If this community considers it necessary for UAX#29 to be further changed, then please let me know as soon as possible. Then we might be able to get some changes in before UAX#29 goes out for public review again.

Comment 16 Theppitak Karoonboonyanan 2011-02-03 09:46:49 UTC

Retaining the extended grapheme clusters specification is absolutely pointless, as it's against all existing usages.  Removing it completely should be the most appropriate thing to do.  See comments 65-67 in Mozilla #474068 [1] for examples.

  [1] https://bugzilla.mozilla.org/show_bug.cgi?id=474068#c65

However, if that's not possible, and omission is still allowed, we should just take it, and ignore the useless parts completely.

Comment 17 Theppitak Karoonboonyanan 2011-03-26 16:19:55 UTC

Created attachment 184301 [details] [review]
Undo Thai/Lao extended grapheme completely

As UAX#29 amendment seems sensible and quite possible, I'm getting back to the initial patch. But it broke testboundaries somehow. So, I update it by removing the Thai/Lao extended grapheme clustering completely.

Comment 18 Theppitak Karoonboonyanan 2012-02-22 08:26:43 UTC

UAX#29 has been amended and released with Unicode 6.1. Thai and Lao characters have been removed from both Extend and Prepend categories, although SARA AM is still retained in "SpacingMark". Should Pango be updated now?

Comment 19 Theppitak Karoonboonyanan 2012-11-20 02:12:35 UTC

*ping*

Unicode 6.1 has been released for almost a year now. Could Pango be updated to the new specification?

Comment 20 Behdad Esfahbod 2012-12-01 15:54:37 UTC

Thep, I don't have time to check this, but if you are saying that your patch reflects the Unicode update exactly, please feel free to push it out.  One day I update break.c to fully reflect Unicode...

Comment 21 Theppitak Karoonboonyanan 2012-12-02 08:36:03 UTC

Comment on attachment 173147 [details] [review]
thai-lang which checks content

Obsolete old patch, for clarity.

Comment 22 Theppitak Karoonboonyanan 2012-12-02 09:05:44 UTC

Created attachment 230433 [details] [review]
Remove Thai/Lao hard-coding

Behdad, thanks for the permission. I've adjusted the patch a little bit before actually committing.

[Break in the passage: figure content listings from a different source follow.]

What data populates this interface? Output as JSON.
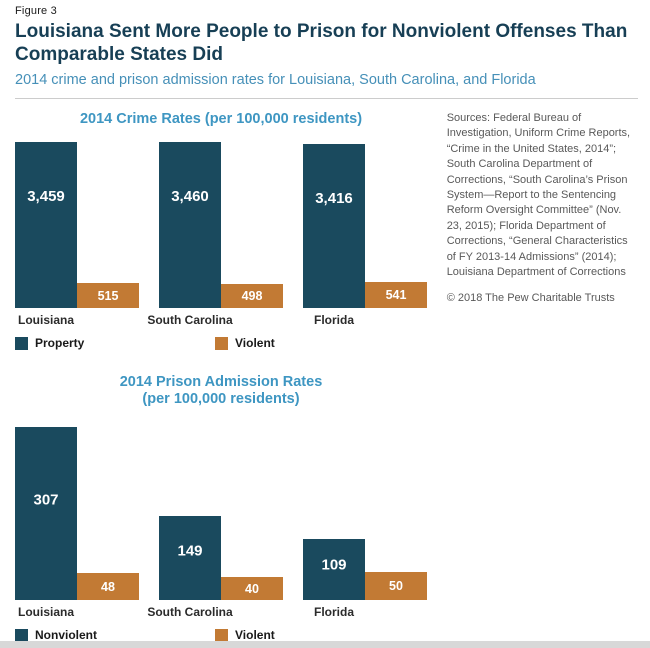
{
  "header": {
    "figure_label": "Figure 3",
    "title_lines": [
      "Louisiana Sent More People to Prison for Nonviolent Offenses Than",
      "Comparable States Did"
    ],
    "subtitle": "2014 crime and prison admission rates for Louisiana, South Carolina, and Florida"
  },
  "sidebar": {
    "sources": "Sources: Federal Bureau of Investigation, Uniform Crime Reports, “Crime in the United States, 2014”; South Carolina Department of Corrections, “South Carolina’s Prison System—Report to the Sentencing Reform Oversight Committee” (Nov. 23, 2015); Florida Department of Corrections, “General Characteristics of FY 2013-14 Admissions” (2014); Louisiana Department of Corrections",
    "copyright": "© 2018 The Pew Charitable Trusts"
  },
  "colors": {
    "dark_bar": "#1a4a5e",
    "orange_bar": "#c27a34",
    "title_navy": "#173f55",
    "subtitle_blue": "#4690b8",
    "chart_title_blue": "#3e96c2",
    "divider_gray": "#cccccc",
    "footer_strip_gray": "#d8d8d8"
  },
  "chart_data": [
    {
      "type": "bar",
      "title": "2014 Crime Rates (per 100,000 residents)",
      "title_lines": [
        "2014 Crime Rates (per 100,000 residents)"
      ],
      "categories": [
        "Louisiana",
        "South Carolina",
        "Florida"
      ],
      "series": [
        {
          "name": "Property",
          "color": "#1a4a5e",
          "values": [
            3459,
            3460,
            3416
          ],
          "labels": [
            "3,459",
            "3,460",
            "3,416"
          ]
        },
        {
          "name": "Violent",
          "color": "#c27a34",
          "values": [
            515,
            498,
            541
          ],
          "labels": [
            "515",
            "498",
            "541"
          ]
        }
      ],
      "ylim": [
        0,
        3500
      ],
      "grid": false,
      "legend_position": "bottom"
    },
    {
      "type": "bar",
      "title": "2014 Prison Admission Rates (per 100,000 residents)",
      "title_lines": [
        "2014 Prison Admission Rates",
        "(per 100,000 residents)"
      ],
      "categories": [
        "Louisiana",
        "South Carolina",
        "Florida"
      ],
      "series": [
        {
          "name": "Nonviolent",
          "color": "#1a4a5e",
          "values": [
            307,
            149,
            109
          ],
          "labels": [
            "307",
            "149",
            "109"
          ]
        },
        {
          "name": "Violent",
          "color": "#c27a34",
          "values": [
            48,
            40,
            50
          ],
          "labels": [
            "48",
            "40",
            "50"
          ]
        }
      ],
      "ylim": [
        0,
        320
      ],
      "grid": false,
      "legend_position": "bottom"
    }
  ]
}
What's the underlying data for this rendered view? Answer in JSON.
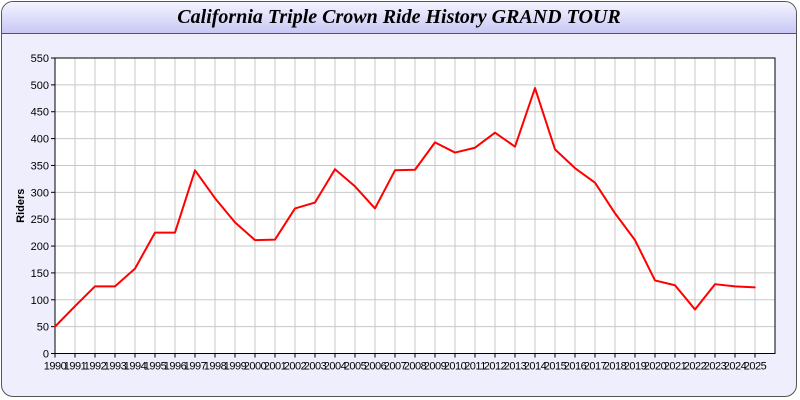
{
  "chart_data": {
    "type": "line",
    "title": "California Triple Crown Ride History GRAND TOUR",
    "xlabel": "",
    "ylabel": "Riders",
    "ylim": [
      0,
      550
    ],
    "yticks": [
      0,
      50,
      100,
      150,
      200,
      250,
      300,
      350,
      400,
      450,
      500,
      550
    ],
    "grid": true,
    "line_color": "#ff0000",
    "x": [
      1990,
      1991,
      1992,
      1993,
      1994,
      1995,
      1996,
      1997,
      1998,
      1999,
      2000,
      2001,
      2002,
      2003,
      2004,
      2005,
      2006,
      2007,
      2008,
      2009,
      2010,
      2011,
      2012,
      2013,
      2014,
      2015,
      2016,
      2017,
      2018,
      2019,
      2020,
      2021,
      2022,
      2023,
      2024,
      2025
    ],
    "values": [
      50,
      88,
      125,
      125,
      158,
      225,
      225,
      341,
      289,
      244,
      211,
      212,
      270,
      281,
      343,
      311,
      270,
      341,
      342,
      393,
      374,
      383,
      411,
      385,
      494,
      380,
      345,
      318,
      261,
      211,
      136,
      127,
      82,
      129,
      125,
      123
    ]
  }
}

Since the concept of "Prepend" GCB property has not been dropped completely from UAX#29, just being left empty, I adjust the patch so its logic is still retained. Only Thai/Lao hard-coding is removed.

Comment 23 Theppitak Karoonboonyanan 2012-12-02 09:14:00 UTC

Pushed:

http://git.gnome.org/browse/pango/commit/?id=9a182f7360adce9ffc258cf259f93bdbf54e5a29

Comment 24 Behdad Esfahbod 2012-12-02 15:22:12 UTC

Thanks.  I also reviewed the change.  Looks good.